Die Hilfe zum Suizid ist streng kontrolliert
Einige behaupten, die Suizidassistenz sei zu wenig geregelt und kontrolliert. Dabei wird übersehen, dass über jedem assistierten Suizid das Damoklesschwert der Strafverfolgung hängt: Jede Verschreibung von Natrium-Pentobarbital wird registriert, jede Freitodbegleitung den Behörden gemeldet und von der Staatsanwaltschaft in Zusammenarbeit mit Polizei und Amtsarzt untersucht. Alleine schon daraus ergibt sich eine Sorgfaltspflicht in der Prüfung eines Antrags um Freitodbegleitung. Ärztinnen und Ärzte haben ohnehin eine besondere Dokumentationspflicht; dies betrifft natürlich auch die Suizidassistenz.
Dass Beck und weitere Ärzte in früheren Rechtsfällen in ein straf- und/oder berufsrechtliches Verfahren gerieten, beweist, dass die staatliche Überprüfung der Suizidassistenz funktioniert.
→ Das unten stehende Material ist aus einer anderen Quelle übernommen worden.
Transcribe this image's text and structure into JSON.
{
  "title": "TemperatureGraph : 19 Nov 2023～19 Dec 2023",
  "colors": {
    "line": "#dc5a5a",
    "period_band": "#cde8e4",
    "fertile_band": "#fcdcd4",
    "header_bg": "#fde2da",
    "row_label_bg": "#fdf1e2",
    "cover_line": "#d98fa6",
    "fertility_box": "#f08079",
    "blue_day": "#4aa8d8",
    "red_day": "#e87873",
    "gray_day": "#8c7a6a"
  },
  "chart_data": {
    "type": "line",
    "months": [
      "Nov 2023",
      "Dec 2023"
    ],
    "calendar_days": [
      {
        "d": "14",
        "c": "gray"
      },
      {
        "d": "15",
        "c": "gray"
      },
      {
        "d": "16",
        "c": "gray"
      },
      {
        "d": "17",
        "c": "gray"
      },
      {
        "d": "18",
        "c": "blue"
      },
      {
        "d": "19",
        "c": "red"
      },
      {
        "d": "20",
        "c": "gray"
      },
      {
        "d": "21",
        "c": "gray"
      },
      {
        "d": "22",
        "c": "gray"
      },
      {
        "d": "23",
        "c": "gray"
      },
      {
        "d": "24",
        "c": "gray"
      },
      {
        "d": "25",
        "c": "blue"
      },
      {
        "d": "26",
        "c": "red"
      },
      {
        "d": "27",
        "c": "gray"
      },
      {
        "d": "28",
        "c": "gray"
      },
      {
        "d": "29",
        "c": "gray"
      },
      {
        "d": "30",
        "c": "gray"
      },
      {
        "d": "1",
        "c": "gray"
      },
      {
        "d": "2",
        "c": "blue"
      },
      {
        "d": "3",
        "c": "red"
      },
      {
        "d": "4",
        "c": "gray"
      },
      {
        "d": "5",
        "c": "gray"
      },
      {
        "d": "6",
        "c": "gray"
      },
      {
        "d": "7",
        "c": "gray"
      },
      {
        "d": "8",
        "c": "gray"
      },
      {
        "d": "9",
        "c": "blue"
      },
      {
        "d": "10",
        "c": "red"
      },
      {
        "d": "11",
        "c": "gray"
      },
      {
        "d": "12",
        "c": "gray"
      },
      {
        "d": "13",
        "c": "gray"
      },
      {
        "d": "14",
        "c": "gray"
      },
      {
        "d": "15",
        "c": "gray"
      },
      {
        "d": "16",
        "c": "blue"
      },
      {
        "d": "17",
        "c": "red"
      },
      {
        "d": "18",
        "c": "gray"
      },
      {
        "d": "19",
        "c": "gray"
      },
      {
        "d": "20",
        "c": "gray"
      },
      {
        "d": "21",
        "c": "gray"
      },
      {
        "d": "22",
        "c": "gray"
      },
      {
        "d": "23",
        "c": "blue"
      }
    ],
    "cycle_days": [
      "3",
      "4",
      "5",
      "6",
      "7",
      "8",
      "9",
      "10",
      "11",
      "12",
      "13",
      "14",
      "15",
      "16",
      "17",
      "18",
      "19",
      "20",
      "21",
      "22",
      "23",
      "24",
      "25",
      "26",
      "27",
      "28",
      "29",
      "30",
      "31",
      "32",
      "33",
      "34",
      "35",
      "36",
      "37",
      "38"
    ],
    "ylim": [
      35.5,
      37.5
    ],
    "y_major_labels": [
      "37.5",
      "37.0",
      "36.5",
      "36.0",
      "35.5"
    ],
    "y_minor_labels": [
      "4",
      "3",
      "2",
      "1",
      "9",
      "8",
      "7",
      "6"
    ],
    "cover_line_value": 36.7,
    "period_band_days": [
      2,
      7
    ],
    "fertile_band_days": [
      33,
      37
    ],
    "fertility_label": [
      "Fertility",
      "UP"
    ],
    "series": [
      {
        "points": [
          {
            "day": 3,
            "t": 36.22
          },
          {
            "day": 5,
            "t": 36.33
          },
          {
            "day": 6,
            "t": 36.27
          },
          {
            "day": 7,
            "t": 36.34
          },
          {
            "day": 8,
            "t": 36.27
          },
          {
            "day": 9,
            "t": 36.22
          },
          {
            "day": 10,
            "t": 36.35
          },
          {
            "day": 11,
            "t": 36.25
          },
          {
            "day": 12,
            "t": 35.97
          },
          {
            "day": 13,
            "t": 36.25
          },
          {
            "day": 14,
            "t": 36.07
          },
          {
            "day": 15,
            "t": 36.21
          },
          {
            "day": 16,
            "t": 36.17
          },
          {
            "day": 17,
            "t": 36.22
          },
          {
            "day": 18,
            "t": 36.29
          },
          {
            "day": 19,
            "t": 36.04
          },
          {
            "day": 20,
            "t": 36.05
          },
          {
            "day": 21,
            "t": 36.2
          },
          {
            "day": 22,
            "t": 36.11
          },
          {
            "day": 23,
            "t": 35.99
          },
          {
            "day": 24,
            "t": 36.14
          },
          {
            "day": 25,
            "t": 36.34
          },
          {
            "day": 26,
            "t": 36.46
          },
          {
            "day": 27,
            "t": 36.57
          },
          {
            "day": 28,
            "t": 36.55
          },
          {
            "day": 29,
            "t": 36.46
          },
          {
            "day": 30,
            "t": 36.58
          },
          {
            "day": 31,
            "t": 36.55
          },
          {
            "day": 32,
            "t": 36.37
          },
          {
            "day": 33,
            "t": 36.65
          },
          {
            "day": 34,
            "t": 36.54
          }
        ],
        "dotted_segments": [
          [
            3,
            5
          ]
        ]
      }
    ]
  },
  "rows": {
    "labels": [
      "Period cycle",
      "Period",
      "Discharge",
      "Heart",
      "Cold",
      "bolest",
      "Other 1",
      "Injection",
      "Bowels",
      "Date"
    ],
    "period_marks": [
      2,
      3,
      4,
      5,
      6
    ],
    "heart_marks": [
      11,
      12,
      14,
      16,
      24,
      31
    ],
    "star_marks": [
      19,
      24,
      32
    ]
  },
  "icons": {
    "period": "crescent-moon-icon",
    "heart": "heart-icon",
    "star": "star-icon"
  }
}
Der gegebene Rechtsrahmen hat sich bewährt und ist ausreichend, um vermutete Missbrauchsfälle zu untersuchen und allenfalls zu ahnden. Dies hat der Bundesrat schon am 29. Juni 2011 festgehalten und erklärt, es brauche kein Spezialgesetz, da die allgemeinen Gesetze ausreichend seien.
Sterbewillige nicht dem riskanten Do-it-yourself-Suizid überlassen
Wirklich nötig sind Aufklärung und Weiterbildung von Fachpersonen im Gesundheits- und Sozialwesen. Der von «Dignitas – Menschenwürdig leben – Menschenwürdig sterben» vertretene Ansatz zu einer umfassenden Leidensminderung mag Schule machen: Zu diesem gehört nicht nur die Suizidassistenz, sondern – und vor allem – den Menschen in den Mittelpunkt zu stellen, mit Respekt zu behandeln und ihn nicht einem hochriskanten Do-it-yourself-Suizid zu überlassen.
Deutschland: Gericht verweigert Sterbewilligen tödliches Betäubungsmittel für Suizid
In Deutschland hat jeder Mensch eigentlich das Recht, frei über seinen Tod zu entscheiden. Trotzdem hat das deutsche Bundesverwaltungsgericht im November 2023 in einem Grundsatzurteil den Zugang zum tödlichen Betäubungsmittel Natrium-Pentobarbital als rechtswidrig bezeichnet. Die Gefahren für die Bevölkerung, die von Erwerb und Aufbewahrung des Mittels ausgingen, seien sehr hoch. Geklagt hatten zwei Männer aus Rheinland-Pfalz und Niedersachsen. Der eine ist durch Multiple Sklerose fast vollständig gelähmt, der andere hat schwere Krebserkrankungen durchgemacht.